Officials from the NUT and NASUWT unions met on Tuesday of this week to assess their latest joint response to the government’s general assault on our pensions, pay and workload.
This follows a unanimous commitment by the NUT national executive committee in December to organise strikes before Easter of this year.
There is every urgency to do so. Chancellor George Osborne announced the deregulation of national pay in his pre-budget statement on 5 December. The deadline for consultation was Tuesday of last week.
More detailed attacks are expected to be announced before the whole package is processed through parliament by Easter. The foul public service pensions bill is also set to be finalised before Easter. Among many disgraceful measures it will outlaw any future final salary schemes.

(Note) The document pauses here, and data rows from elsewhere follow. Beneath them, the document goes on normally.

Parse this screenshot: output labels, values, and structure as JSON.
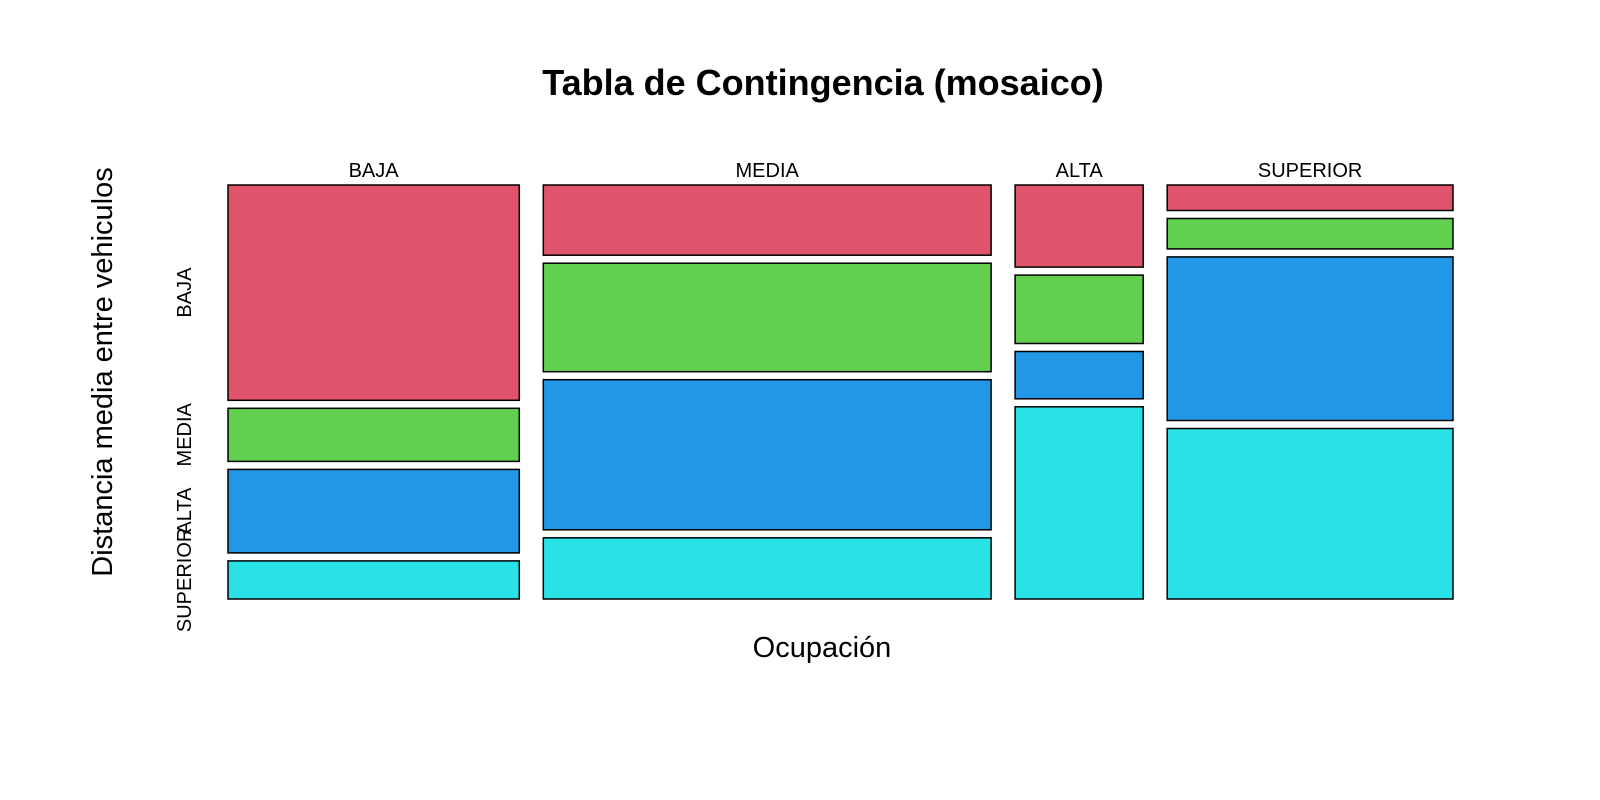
{
  "chart_data": {
    "type": "mosaic",
    "title": "Tabla de Contingencia (mosaico)",
    "xlabel": "Ocupación",
    "ylabel": "Distancia media entre vehiculos",
    "x_categories": [
      "BAJA",
      "MEDIA",
      "ALTA",
      "SUPERIOR"
    ],
    "y_categories": [
      "BAJA",
      "MEDIA",
      "ALTA",
      "SUPERIOR"
    ],
    "x_proportions": [
      0.266,
      0.409,
      0.117,
      0.261
    ],
    "conditional_proportions": [
      [
        0.531,
        0.131,
        0.206,
        0.094
      ],
      [
        0.172,
        0.266,
        0.368,
        0.15
      ],
      [
        0.203,
        0.169,
        0.117,
        0.475
      ],
      [
        0.063,
        0.075,
        0.404,
        0.421
      ]
    ],
    "colors": [
      "#DF536B",
      "#61D04F",
      "#2297E6",
      "#28E2E5"
    ],
    "grid": false,
    "legend": "none"
  }
}
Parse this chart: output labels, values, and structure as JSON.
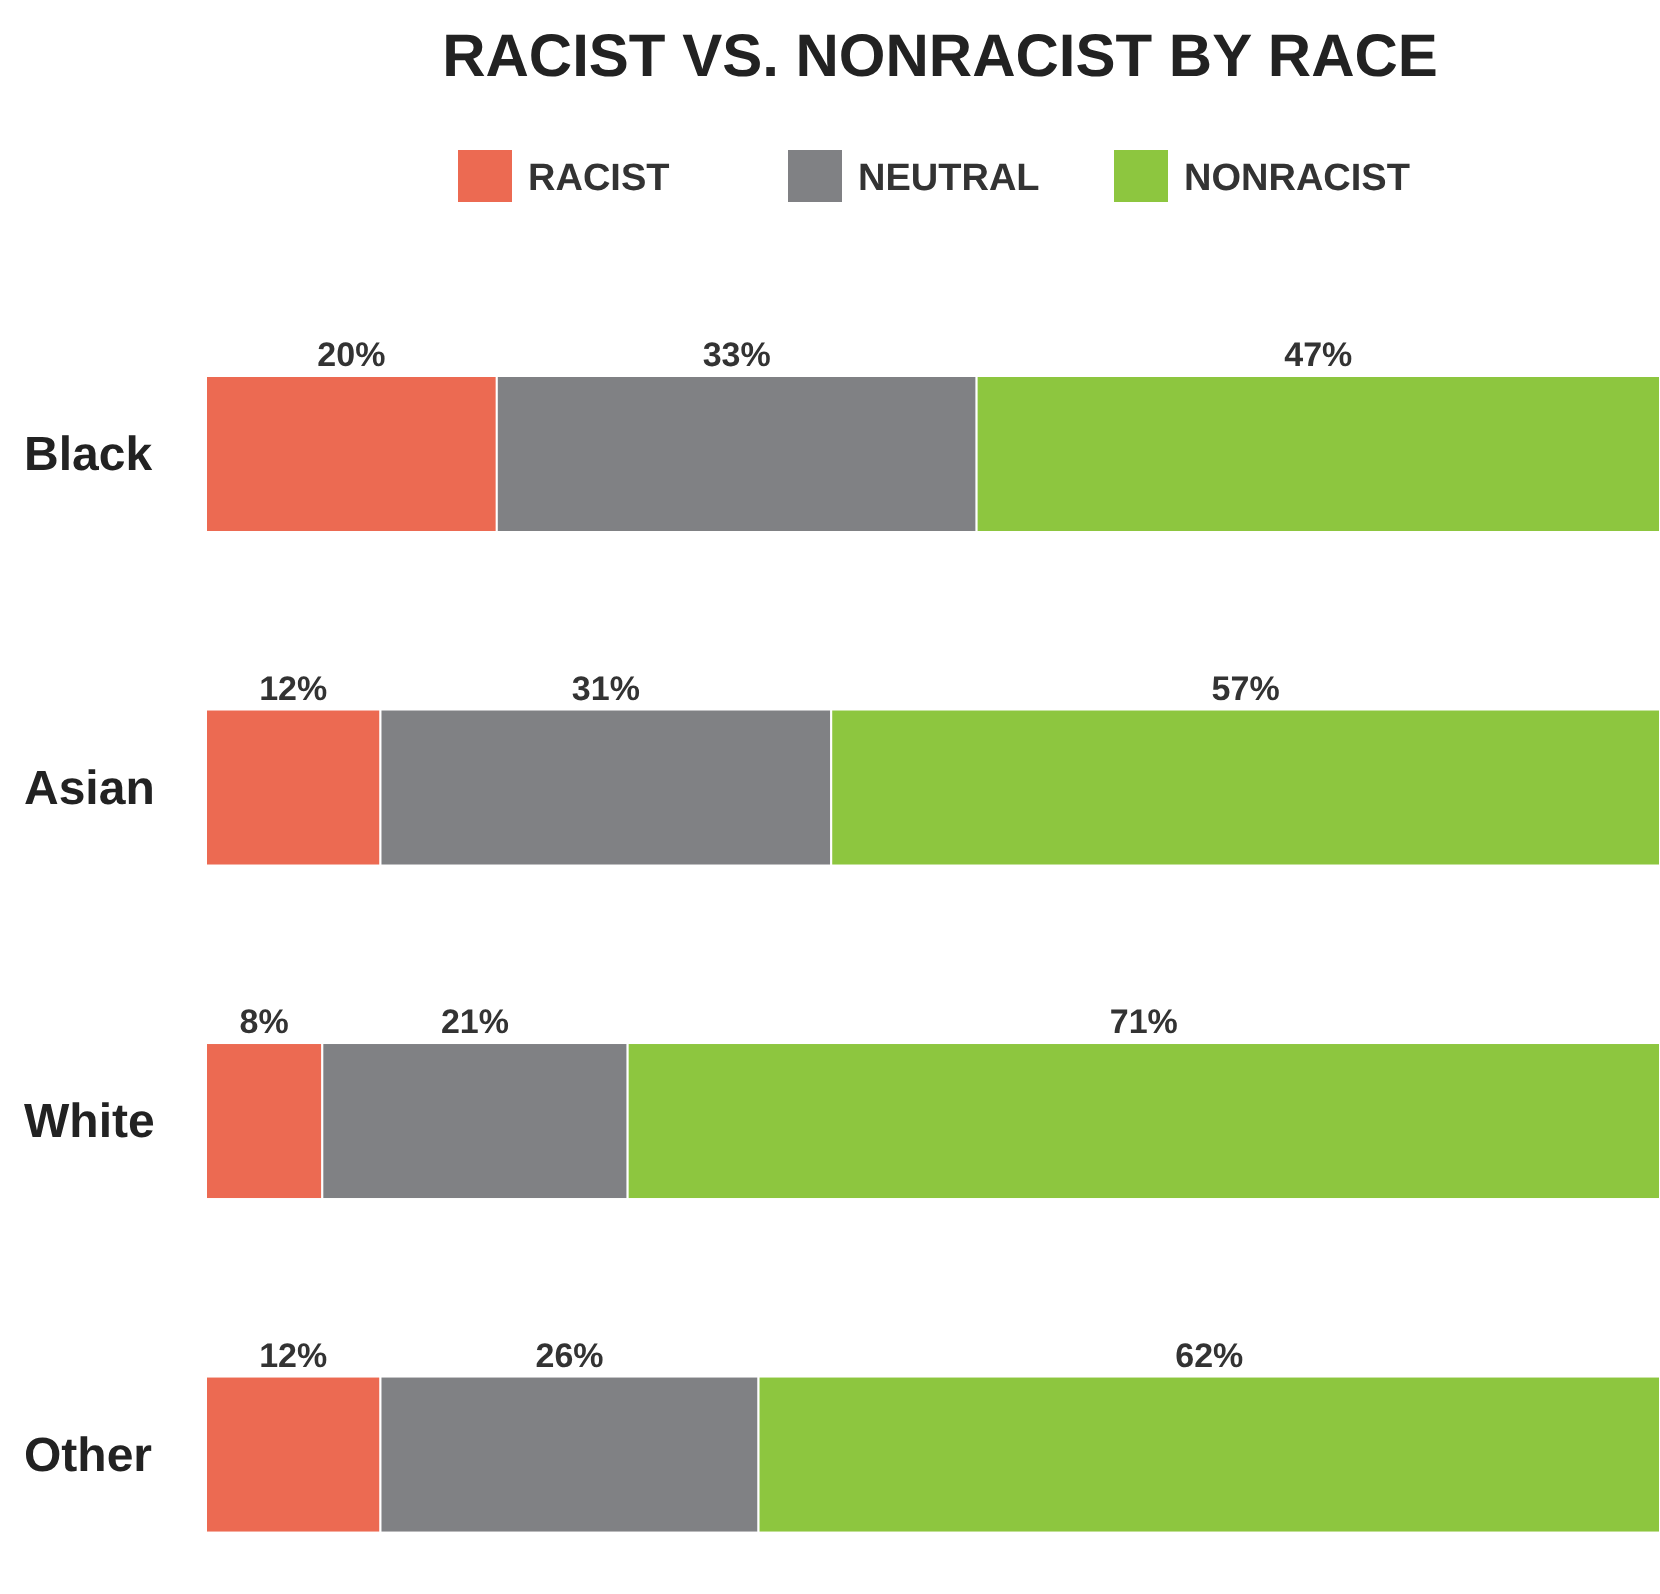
{
  "chart_data": {
    "type": "bar",
    "title": "RACIST VS. NONRACIST BY RACE",
    "orientation": "horizontal",
    "stacked": true,
    "categories": [
      "Black",
      "Asian",
      "White",
      "Other"
    ],
    "tick_labels": "y",
    "legend": "top",
    "grid": false,
    "series": [
      {
        "name": "RACIST",
        "color": "#ec6a52",
        "values": [
          20,
          12,
          8,
          12
        ],
        "value_labels": [
          "20%",
          "12%",
          "8%",
          "12%"
        ]
      },
      {
        "name": "NEUTRAL",
        "color": "#808184",
        "values": [
          33,
          31,
          21,
          26
        ],
        "value_labels": [
          "33%",
          "31%",
          "21%",
          "26%"
        ]
      },
      {
        "name": "NONRACIST",
        "color": "#8dc63f",
        "values": [
          47,
          57,
          71,
          62
        ],
        "value_labels": [
          "47%",
          "57%",
          "71%",
          "62%"
        ]
      }
    ]
  }
}
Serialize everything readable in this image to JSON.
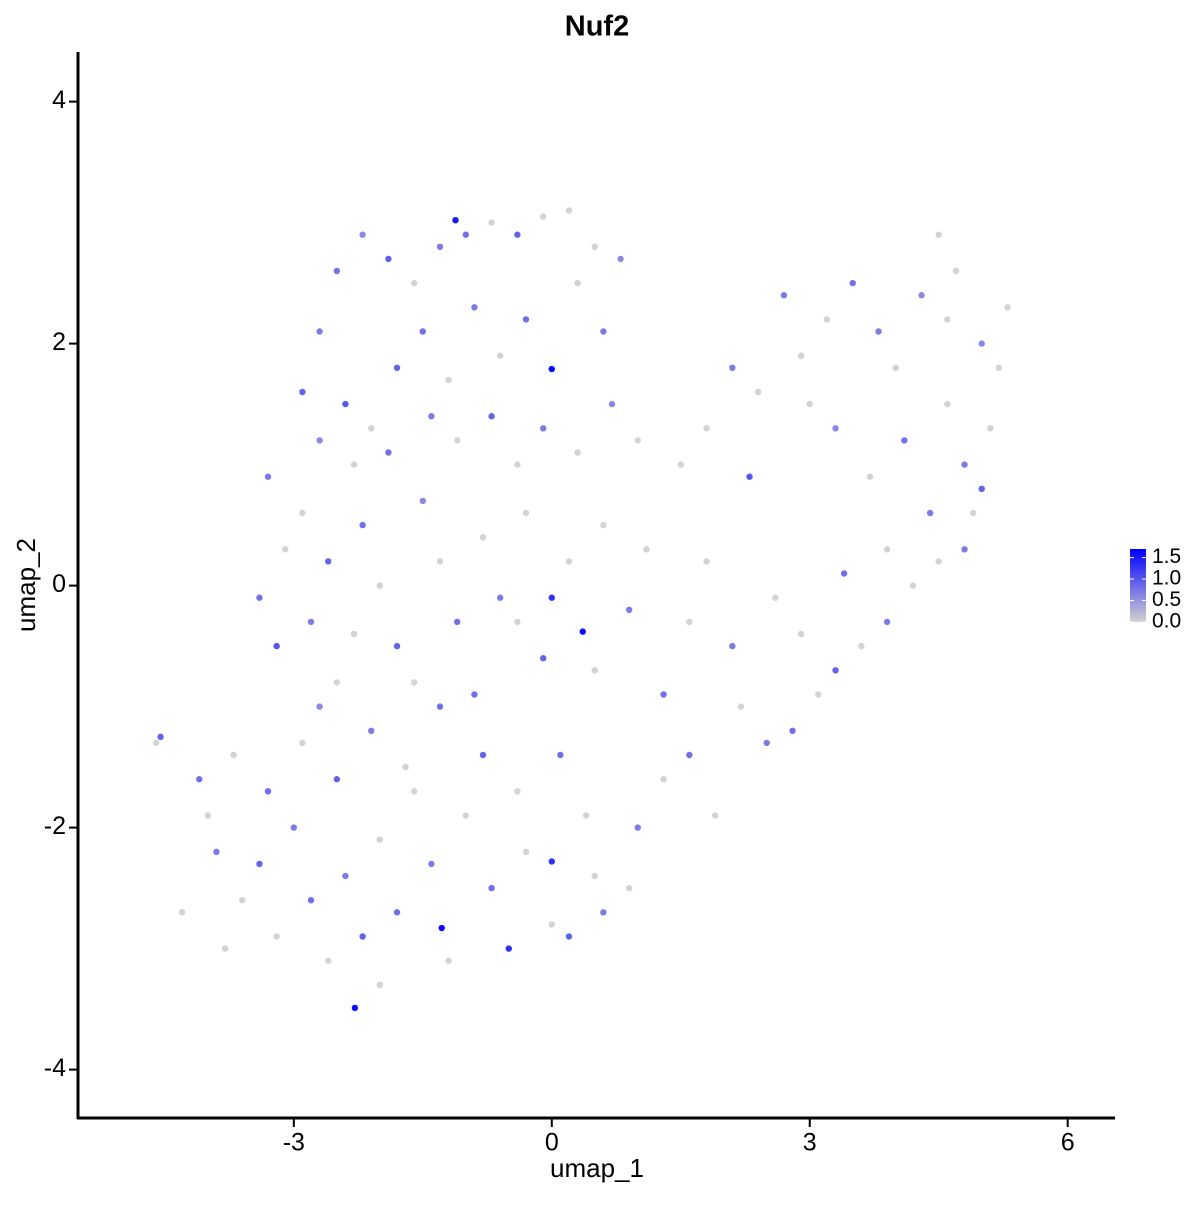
{
  "chart_data": {
    "type": "scatter",
    "title": "Nuf2",
    "x_label": "umap_1",
    "y_label": "umap_2",
    "xlim": [
      -5.51,
      6.55
    ],
    "ylim": [
      -4.4,
      4.41
    ],
    "xticks": [
      -3,
      0,
      3,
      6
    ],
    "yticks": [
      -4,
      -2,
      0,
      2,
      4
    ],
    "color_low": "#d3d3d3",
    "color_high": "#0000ff",
    "color_lim": [
      0,
      1.7
    ],
    "color_ticks": [
      {
        "value": 0,
        "label": "0.0"
      },
      {
        "value": 0.5,
        "label": "0.5"
      },
      {
        "value": 1,
        "label": "1.0"
      },
      {
        "value": 1.5,
        "label": "1.5"
      }
    ],
    "x": [
      -2.9,
      -2.7,
      -2.5,
      -2.2,
      -1.9,
      -1.6,
      -1.3,
      -1.0,
      -0.7,
      -0.4,
      -0.1,
      0.2,
      0.5,
      0.8,
      -2.4,
      -2.1,
      -1.8,
      -1.5,
      -1.2,
      -0.9,
      -0.6,
      -0.3,
      0.0,
      0.3,
      0.6,
      -2.7,
      -2.3,
      -1.9,
      -1.4,
      -1.1,
      -0.7,
      -0.4,
      -0.1,
      0.3,
      0.7,
      1.0,
      -1.12,
      -3.3,
      -3.1,
      -3.4,
      -3.2,
      -2.9,
      -2.6,
      -2.8,
      -2.5,
      -2.2,
      -2.0,
      -1.8,
      -1.5,
      -1.3,
      -1.1,
      -0.8,
      -0.6,
      -0.3,
      -0.1,
      0.2,
      0.36,
      0.6,
      0.9,
      -2.7,
      -2.3,
      -1.6,
      -0.9,
      -0.4,
      0.0,
      0.5,
      1.1,
      -4.6,
      -4.55,
      -4.1,
      -4.0,
      -3.9,
      -3.6,
      -3.4,
      -3.2,
      -3.0,
      -2.8,
      -2.6,
      -2.4,
      -2.2,
      -2.0,
      -1.8,
      -1.6,
      -1.4,
      -1.2,
      -1.28,
      -2.29,
      -2.0,
      -3.7,
      -3.3,
      -2.9,
      -2.5,
      -2.1,
      -1.7,
      -1.3,
      -1.0,
      -0.7,
      -0.5,
      -0.3,
      0.0,
      0.0,
      0.2,
      0.5,
      0.6,
      0.9,
      -0.8,
      -0.4,
      0.1,
      0.4,
      -4.3,
      -3.8,
      1.0,
      1.3,
      1.6,
      1.9,
      2.2,
      2.5,
      2.8,
      3.1,
      3.3,
      3.6,
      3.9,
      4.2,
      4.5,
      4.8,
      5.0,
      5.1,
      5.2,
      5.3,
      5.0,
      4.7,
      4.5,
      4.3,
      4.0,
      3.8,
      3.5,
      3.2,
      2.9,
      2.7,
      2.4,
      2.1,
      1.8,
      1.5,
      2.3,
      3.0,
      3.3,
      3.7,
      4.1,
      4.6,
      4.9,
      4.4,
      3.9,
      3.4,
      2.9,
      2.6,
      2.1,
      1.6,
      1.3,
      1.8,
      4.8,
      4.6
    ],
    "y": [
      1.6,
      2.1,
      2.6,
      2.9,
      2.7,
      2.5,
      2.8,
      2.9,
      3.0,
      2.9,
      3.05,
      3.1,
      2.8,
      2.7,
      1.5,
      1.3,
      1.8,
      2.1,
      1.7,
      2.3,
      1.9,
      2.2,
      1.79,
      2.5,
      2.1,
      1.2,
      1.0,
      1.1,
      1.4,
      1.2,
      1.4,
      1.0,
      1.3,
      1.1,
      1.5,
      1.2,
      3.02,
      0.9,
      0.3,
      -0.1,
      -0.5,
      0.6,
      0.2,
      -0.3,
      -0.8,
      0.5,
      0.0,
      -0.5,
      0.7,
      0.2,
      -0.3,
      0.4,
      -0.1,
      0.6,
      -0.6,
      0.2,
      -0.38,
      0.5,
      -0.2,
      -1.0,
      -0.4,
      -0.8,
      -0.9,
      -0.3,
      -0.1,
      -0.7,
      0.3,
      -1.3,
      -1.25,
      -1.6,
      -1.9,
      -2.2,
      -2.6,
      -2.3,
      -2.9,
      -2.0,
      -2.6,
      -3.1,
      -2.4,
      -2.9,
      -2.1,
      -2.7,
      -1.7,
      -2.3,
      -3.1,
      -2.83,
      -3.49,
      -3.3,
      -1.4,
      -1.7,
      -1.3,
      -1.6,
      -1.2,
      -1.5,
      -1.0,
      -1.9,
      -2.5,
      -3.0,
      -2.2,
      -2.8,
      -2.28,
      -2.9,
      -2.4,
      -2.7,
      -2.5,
      -1.4,
      -1.7,
      -1.4,
      -1.9,
      -2.7,
      -3.0,
      -2.0,
      -1.6,
      -1.4,
      -1.9,
      -1.0,
      -1.3,
      -1.2,
      -0.9,
      -0.7,
      -0.5,
      -0.3,
      0.0,
      0.2,
      0.3,
      0.8,
      1.3,
      1.8,
      2.3,
      2.0,
      2.6,
      2.9,
      2.4,
      1.8,
      2.1,
      2.5,
      2.2,
      1.9,
      2.4,
      1.6,
      1.8,
      1.3,
      1.0,
      0.9,
      1.5,
      1.3,
      0.9,
      1.2,
      1.5,
      0.6,
      0.6,
      0.3,
      0.1,
      -0.4,
      -0.1,
      -0.5,
      -0.3,
      -0.9,
      0.2,
      1.0,
      2.2
    ],
    "values": [
      0.9,
      0.7,
      0.8,
      0.6,
      0.9,
      0,
      0.7,
      0.8,
      0,
      0.9,
      0,
      0,
      0,
      0.6,
      1.0,
      0,
      0.9,
      0.8,
      0,
      0.7,
      0,
      0.8,
      1.7,
      0,
      0.7,
      0.6,
      0,
      0.8,
      0.7,
      0,
      0.9,
      0,
      0.7,
      0,
      0.6,
      0,
      1.5,
      0.7,
      0,
      0.8,
      1.0,
      0,
      0.9,
      0.7,
      0,
      0.8,
      0,
      0.9,
      0.6,
      0,
      0.8,
      0,
      0.7,
      0,
      0.9,
      0,
      1.6,
      0,
      0.7,
      0.6,
      0,
      0,
      0.8,
      0,
      1.3,
      0,
      0,
      0,
      0.9,
      0.8,
      0,
      0.7,
      0,
      0.9,
      0,
      0.7,
      0.8,
      0,
      0.7,
      0.9,
      0,
      0.8,
      0,
      0.7,
      0,
      1.6,
      1.6,
      0,
      0,
      0.8,
      0,
      0.9,
      0.7,
      0,
      0.8,
      0,
      0.8,
      1.3,
      0,
      0,
      1.3,
      0.9,
      0,
      0.7,
      0,
      0.9,
      0,
      0.8,
      0,
      0,
      0,
      0.7,
      0,
      0.8,
      0,
      0,
      0.7,
      0.8,
      0,
      0.9,
      0,
      0.7,
      0,
      0,
      0.7,
      0.9,
      0,
      0,
      0,
      0.6,
      0,
      0,
      0.6,
      0,
      0.7,
      0.8,
      0,
      0,
      0.7,
      0,
      0.7,
      0,
      0,
      1.0,
      0,
      0.6,
      0,
      0.8,
      0,
      0,
      0.7,
      0,
      0.8,
      0,
      0,
      0.7,
      0,
      0.8,
      0,
      0.7,
      0
    ]
  }
}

There were also funding cuts announced just before Christmas to the local authority central spending equivalent grant. These will favour academy schools’ funding at the expense of the rest from April.
Downward pressure on overall schools’ funding from that same date will mean bigger classes, fewer support staff, and greater workload for teachers. Promoted posts on higher pay scales will become rarer.
Teacher sackings are far more likely in 2013 than at any time since Tory Margaret Thatcher’s reign.
Whenever the strike date is announced, teachers in all schools have to gear up for a serious fight. The NUT is organising local reps’ briefings. School meetings, preferably held jointly with NASUWT members, should be happening everywhere.
The stakes are high but this government is weak. Minister Michael Gove’s unpopularity has soared following his decision to erase Mary Seacole, a black nurse during the Crimean War, from the history curriculum.
A lead from the NUT, alone if necessary, with strikes now can light a spark across the working class.